Komşu iki şehrin birbirini sevmemesi nerden çıkmış? Müslümanı hristiyana sövdüren, aleviyi sunni ye küstüren ayrımcılık nerden çıkmış? Yeni olmuş bunlar belli ki.. Çünkü bak, adamın biri yıllar önce yazmış, ben başka dinden olan bi kadına gönül verdim diye.. adam yazmış gönlümü bağladım ardındaki saçına diye.. şimdi başka mezhepten diye arkadaş bile ettirmiyor bazıları çocuklarını.. Türlü türlü konuşuyorlar birbirleri hakkında.. O çocuklar büyüyünce daha nefret dolu çocuklar yetiştirecekler birbirlerine.. Ah kardeşim.. Dirensek de bizi yönlendirmeye çalışan ne çok şey var şu hayatta ve hepsine başkaldırmak ne kadar zor…Yazık ki din mezhep bi yana dursun para ve mevki işin içine girmiş artık, işler iyice çirkinleşmiş yani.. Herneyse, Mustafa’nın biri bundan yıllar önce nasıl sevdalanmış ya, ben ona geleyim; şu türküden biraz bahsedeyim sana ;Bu türkü bana sevdanın din ırk ayrımı yapmadığını anlatıyor kardeşim. Rivayete göre Müslüman bir Mürk (Mustafa) Hristiyan bir Ermeni’ye (Ahçik) sevdalanıyor. Var sözlerini sen oku, türkü her şeyi anlatıyor zaten:
Ahçiği yolladım Urum eline
Eser bad-ı saba zülfün teline
Gelseni götürem İslam eline
Serimi sevdaya salan o Ahçik
Vardım kiliseye baktım haçına
Gönlümü bağladım sırma saçına
Gel seni götürem Harput içine
Serimi sevdaya salan o Ahçik
Vardım kiliseye haç suda döner
Ahçiği kaybettim yüreğim yanar
Ben dinen dönersem el beni kınar
Serimi sevdaya salan o Ahçik
Bi düşünsene bu türküyü yazan adamın fikrinin ışığını, duygularının saflığını… Sevdasını dine, ona buna esir etmeyen bu adamın cesaretini bi düşünsene! Hele ki bundan yüz yıl önce!!

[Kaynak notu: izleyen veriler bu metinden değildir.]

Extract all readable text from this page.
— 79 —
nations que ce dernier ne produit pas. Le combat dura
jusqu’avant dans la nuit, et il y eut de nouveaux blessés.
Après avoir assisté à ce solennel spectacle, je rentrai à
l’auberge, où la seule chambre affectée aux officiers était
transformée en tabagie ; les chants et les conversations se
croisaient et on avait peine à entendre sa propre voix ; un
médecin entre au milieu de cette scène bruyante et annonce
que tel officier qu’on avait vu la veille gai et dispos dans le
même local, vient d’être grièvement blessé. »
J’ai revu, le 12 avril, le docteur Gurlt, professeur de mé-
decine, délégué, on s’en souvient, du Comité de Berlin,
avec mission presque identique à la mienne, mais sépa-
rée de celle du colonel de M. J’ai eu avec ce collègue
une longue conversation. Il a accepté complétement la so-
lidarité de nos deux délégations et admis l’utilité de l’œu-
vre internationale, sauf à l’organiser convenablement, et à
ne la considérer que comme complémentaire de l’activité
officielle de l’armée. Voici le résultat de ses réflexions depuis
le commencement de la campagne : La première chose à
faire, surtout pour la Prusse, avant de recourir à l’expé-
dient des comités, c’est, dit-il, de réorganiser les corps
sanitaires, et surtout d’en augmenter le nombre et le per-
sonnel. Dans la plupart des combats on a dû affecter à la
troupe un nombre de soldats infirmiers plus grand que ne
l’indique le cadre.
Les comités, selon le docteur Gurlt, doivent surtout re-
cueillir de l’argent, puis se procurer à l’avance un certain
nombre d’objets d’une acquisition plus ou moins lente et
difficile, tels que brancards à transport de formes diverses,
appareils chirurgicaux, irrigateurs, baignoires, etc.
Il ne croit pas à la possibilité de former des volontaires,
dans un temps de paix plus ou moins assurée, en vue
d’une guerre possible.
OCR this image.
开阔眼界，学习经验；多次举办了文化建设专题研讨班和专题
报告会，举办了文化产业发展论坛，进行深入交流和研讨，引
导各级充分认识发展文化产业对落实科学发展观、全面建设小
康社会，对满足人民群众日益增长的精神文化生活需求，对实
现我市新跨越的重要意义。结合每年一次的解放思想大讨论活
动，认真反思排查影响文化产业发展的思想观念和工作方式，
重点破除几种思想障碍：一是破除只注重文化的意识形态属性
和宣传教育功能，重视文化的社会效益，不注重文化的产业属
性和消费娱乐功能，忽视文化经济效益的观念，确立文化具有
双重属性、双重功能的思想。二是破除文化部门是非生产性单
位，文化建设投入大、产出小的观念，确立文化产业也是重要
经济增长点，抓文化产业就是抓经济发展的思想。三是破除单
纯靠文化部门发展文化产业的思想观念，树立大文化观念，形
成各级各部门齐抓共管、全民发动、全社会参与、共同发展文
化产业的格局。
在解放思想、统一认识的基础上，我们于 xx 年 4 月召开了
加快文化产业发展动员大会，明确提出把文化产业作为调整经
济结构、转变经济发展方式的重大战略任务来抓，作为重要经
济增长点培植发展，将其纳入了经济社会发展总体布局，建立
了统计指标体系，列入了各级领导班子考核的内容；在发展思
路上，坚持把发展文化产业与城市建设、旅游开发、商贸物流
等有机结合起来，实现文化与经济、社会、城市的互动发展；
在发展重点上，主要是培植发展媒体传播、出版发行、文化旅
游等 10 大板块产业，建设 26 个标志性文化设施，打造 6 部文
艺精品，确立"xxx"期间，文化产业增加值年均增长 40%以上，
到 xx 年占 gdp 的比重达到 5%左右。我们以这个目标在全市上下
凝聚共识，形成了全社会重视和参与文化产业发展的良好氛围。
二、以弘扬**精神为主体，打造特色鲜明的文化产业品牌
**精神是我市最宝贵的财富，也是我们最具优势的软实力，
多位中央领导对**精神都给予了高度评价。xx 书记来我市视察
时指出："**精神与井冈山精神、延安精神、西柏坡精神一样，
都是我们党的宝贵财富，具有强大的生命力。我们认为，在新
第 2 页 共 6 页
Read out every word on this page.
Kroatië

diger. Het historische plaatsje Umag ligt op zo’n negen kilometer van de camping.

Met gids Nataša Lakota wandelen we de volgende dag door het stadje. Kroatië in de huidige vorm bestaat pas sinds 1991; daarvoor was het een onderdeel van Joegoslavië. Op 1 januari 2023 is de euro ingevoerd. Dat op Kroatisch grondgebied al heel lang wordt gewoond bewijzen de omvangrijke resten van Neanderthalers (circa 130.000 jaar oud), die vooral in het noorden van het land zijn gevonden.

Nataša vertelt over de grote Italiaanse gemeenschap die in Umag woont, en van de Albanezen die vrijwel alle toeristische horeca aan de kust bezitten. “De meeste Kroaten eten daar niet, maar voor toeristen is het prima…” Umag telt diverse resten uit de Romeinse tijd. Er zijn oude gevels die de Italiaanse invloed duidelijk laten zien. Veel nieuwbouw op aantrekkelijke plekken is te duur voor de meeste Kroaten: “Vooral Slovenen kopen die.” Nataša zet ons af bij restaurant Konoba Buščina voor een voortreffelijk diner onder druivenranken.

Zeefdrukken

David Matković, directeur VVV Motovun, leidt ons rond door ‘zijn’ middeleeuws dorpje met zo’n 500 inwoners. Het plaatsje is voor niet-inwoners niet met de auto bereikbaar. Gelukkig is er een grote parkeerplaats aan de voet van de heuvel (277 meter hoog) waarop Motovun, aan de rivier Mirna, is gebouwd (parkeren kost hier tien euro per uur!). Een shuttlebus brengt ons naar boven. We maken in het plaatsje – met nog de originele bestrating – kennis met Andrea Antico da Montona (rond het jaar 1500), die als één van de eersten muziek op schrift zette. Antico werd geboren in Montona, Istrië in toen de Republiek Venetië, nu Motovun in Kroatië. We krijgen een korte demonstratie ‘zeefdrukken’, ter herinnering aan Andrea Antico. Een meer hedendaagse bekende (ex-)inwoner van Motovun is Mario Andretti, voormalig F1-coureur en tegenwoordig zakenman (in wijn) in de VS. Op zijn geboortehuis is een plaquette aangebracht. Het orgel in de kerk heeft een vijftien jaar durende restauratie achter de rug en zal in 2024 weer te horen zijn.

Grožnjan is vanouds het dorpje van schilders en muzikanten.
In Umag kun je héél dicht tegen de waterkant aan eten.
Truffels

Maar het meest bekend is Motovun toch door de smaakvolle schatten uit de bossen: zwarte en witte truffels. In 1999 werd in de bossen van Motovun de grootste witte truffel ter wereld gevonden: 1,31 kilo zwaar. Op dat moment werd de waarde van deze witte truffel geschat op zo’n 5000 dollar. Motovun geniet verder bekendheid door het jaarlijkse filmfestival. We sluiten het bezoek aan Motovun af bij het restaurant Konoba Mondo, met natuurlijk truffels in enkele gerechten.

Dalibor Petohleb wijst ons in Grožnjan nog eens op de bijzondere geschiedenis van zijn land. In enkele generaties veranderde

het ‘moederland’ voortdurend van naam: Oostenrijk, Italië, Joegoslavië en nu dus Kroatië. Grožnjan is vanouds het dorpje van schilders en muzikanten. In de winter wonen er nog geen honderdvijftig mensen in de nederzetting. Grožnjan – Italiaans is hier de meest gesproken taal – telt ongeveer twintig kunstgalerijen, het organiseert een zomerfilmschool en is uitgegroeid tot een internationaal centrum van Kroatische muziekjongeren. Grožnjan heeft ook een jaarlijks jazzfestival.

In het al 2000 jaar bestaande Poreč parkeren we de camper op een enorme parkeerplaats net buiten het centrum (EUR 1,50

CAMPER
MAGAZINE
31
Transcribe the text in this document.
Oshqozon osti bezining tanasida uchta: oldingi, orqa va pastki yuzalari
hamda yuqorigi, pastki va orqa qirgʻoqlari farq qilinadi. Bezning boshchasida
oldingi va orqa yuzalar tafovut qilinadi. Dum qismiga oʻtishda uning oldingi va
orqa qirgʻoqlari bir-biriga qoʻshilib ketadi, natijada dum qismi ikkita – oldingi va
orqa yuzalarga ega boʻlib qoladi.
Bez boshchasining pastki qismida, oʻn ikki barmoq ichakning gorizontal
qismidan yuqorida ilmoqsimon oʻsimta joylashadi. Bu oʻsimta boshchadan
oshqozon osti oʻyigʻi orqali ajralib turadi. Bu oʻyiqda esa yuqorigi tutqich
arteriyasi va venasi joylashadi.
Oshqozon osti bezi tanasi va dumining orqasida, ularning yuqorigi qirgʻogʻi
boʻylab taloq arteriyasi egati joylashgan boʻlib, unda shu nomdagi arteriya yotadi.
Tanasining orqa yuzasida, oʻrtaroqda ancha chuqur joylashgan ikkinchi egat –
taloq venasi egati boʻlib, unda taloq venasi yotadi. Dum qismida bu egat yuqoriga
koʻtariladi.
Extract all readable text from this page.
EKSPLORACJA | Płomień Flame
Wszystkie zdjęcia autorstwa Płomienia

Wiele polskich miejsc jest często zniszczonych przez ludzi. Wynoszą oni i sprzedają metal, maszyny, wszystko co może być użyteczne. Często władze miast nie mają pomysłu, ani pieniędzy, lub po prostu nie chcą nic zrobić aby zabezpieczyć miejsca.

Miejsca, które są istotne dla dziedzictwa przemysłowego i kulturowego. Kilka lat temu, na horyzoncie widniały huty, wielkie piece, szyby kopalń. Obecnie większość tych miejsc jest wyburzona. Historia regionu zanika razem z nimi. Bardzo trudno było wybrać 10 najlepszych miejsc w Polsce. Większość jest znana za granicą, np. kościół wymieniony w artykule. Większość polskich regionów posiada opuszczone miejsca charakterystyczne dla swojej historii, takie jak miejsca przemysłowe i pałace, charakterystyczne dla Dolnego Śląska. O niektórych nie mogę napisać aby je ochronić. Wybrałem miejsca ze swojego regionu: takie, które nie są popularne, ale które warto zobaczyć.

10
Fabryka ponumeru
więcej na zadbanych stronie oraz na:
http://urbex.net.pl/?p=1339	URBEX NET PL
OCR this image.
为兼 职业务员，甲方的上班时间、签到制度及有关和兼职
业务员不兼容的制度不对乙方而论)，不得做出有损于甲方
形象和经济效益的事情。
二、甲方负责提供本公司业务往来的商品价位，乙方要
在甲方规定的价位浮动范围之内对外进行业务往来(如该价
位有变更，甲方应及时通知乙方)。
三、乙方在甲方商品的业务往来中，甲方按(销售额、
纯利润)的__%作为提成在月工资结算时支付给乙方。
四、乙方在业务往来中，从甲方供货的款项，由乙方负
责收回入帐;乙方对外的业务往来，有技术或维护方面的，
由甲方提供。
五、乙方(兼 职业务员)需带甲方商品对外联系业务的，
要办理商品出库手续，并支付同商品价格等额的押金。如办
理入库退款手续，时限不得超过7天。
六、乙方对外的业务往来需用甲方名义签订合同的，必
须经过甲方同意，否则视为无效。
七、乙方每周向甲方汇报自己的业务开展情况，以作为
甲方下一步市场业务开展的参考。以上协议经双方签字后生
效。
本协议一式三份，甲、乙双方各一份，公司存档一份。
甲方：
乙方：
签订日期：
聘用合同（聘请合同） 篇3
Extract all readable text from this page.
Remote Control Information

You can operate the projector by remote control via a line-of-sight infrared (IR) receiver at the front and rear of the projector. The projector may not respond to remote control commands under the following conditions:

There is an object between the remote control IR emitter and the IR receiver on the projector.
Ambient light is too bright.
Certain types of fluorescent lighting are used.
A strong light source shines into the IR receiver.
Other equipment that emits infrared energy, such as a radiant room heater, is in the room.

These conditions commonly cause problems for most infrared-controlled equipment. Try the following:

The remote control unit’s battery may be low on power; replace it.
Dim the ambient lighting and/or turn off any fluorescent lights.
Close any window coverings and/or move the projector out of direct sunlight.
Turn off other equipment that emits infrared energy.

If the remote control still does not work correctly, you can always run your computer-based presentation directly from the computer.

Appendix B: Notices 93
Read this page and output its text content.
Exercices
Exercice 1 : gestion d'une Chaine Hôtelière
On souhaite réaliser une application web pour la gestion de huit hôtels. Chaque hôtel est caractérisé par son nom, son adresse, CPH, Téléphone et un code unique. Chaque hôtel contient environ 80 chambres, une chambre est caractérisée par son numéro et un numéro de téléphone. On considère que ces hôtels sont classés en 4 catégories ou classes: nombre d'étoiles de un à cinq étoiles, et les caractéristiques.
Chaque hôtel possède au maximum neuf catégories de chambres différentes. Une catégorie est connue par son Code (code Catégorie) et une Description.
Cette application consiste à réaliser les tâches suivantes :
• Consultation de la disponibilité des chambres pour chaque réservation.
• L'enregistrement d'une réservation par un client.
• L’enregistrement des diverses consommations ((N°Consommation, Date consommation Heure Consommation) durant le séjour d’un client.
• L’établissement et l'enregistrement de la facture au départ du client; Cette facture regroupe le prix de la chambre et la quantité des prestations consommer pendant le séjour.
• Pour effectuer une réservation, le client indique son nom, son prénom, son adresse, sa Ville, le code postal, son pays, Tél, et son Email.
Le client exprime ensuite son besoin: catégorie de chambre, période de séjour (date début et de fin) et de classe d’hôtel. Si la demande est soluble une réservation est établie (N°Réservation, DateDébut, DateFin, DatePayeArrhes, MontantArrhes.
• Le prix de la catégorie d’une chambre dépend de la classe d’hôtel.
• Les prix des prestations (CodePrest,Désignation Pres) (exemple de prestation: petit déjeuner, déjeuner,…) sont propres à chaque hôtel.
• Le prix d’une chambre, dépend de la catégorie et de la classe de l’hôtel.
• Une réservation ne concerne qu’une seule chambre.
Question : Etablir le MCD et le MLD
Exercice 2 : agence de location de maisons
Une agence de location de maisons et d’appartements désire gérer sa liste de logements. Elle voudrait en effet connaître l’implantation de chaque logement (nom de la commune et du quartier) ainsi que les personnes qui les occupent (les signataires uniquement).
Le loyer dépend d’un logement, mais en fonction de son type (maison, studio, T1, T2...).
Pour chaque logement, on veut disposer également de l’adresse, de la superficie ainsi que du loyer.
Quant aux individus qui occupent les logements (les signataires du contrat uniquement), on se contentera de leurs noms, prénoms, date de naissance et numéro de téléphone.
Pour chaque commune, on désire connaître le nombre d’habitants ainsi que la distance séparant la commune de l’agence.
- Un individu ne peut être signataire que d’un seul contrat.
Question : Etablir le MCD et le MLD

Türküdeki bikaç noktaya temas etmek istiyorum kardeşim;
Bad-ı saba; sabah yeli, seher yeli demek Ahçik’ in saçları demek öyle değerliymiş ki koskoca sabah yeli onca yolu gelir , onun saçlarına esermiş!! Vay be!
‘ Ahçik’i yolladım Urum eline ’ sözlerinin hikayesi şu,1915’ te çıkarılan Tehcir Kanunu ile ülkenin dışına sürülmüş Ermenilerin çoğu. Türkü Elazığ mahalli türküsü malum, Elazığ bölgesindeki Ermeniler daha çok Musul’a sürülmüşler fakat bu türküde Urum adı geçiyor. Böyle bi coğrafi alan yok. Ama Rumların bir arada olduğu bölge anlamında söylendiğini zannediyorum zira ‘urum’ kelimesinin kökü ‘rum’ kelimesinden geliyor kardeşim.
‘Ben dinen dönersem el beni kınar ’ diyor. Elden korkuyo gibi görünüyo ama el kınamasından korkmamış ki sevmiş Ahçik’i . Zira ben eminim o el; Mustafa’yı sırf Ahçik’i sevdiği için bile kınamıştır!!
Şöyle bi ayrıntı daha var; Mustafa Ahçik’i müslümanlığa çağırmış. Burada bi çelişki var, adam kendileştirmeye çalışmış dedirtiyor insana fakat ben bu davetinden rahatsız olmadım kardeşim. Çünkü dayatma yok, teklif var sadece. Belli ki Ahçik’i korumaya çalışmış. Hani Müslüman olanlar cennete gidecek geri kalan herkes cehenneme gidecek (!) ya.. Safça buldum..
Uzatmayayım, demek ki o dönemlerde serpilmeye başlanmış bu dönemlerin nefret tohumları kardeşim.. Demek ki şimdi ayrımcılık bu yüzden bu kadar çok.. Gün geçtikçe geriye gitmemiz bundan demek ki.. Bundan yüzyıl önce düşüncesizce kınıyoduk, şimdi saygısızca reddediyoruz.. Demek ki bundan bir yüzyıl sonra taşlıycaz böyle sevenleri ya da cezalandırıcaz ya da belki öldürücez (yapılmıyor mu bazı ülkelerde ve biz de onlara dönüşmüyo muyuz gitgide..?) şimdiden söylenenleri duyar gibiyim; ‘NEYYYYYY! ELİN GAVURUNA MI SEVDALANDINNN! BRE ZINDIK! BU ADAMIN FİKRİ ADAB-I İSLAMİYEYE MUGAYİRDİR! ATIN BUNU ZİNDANA!’ şimdi gülüyoruz da kardeşim, olur olur ya.. Biz parkta iki sevgili oturuyo diye karakola götürülenlerin haberleriyle büyüyoruz.. Git gide geriye gidiyoruz.. Bu da olur olur..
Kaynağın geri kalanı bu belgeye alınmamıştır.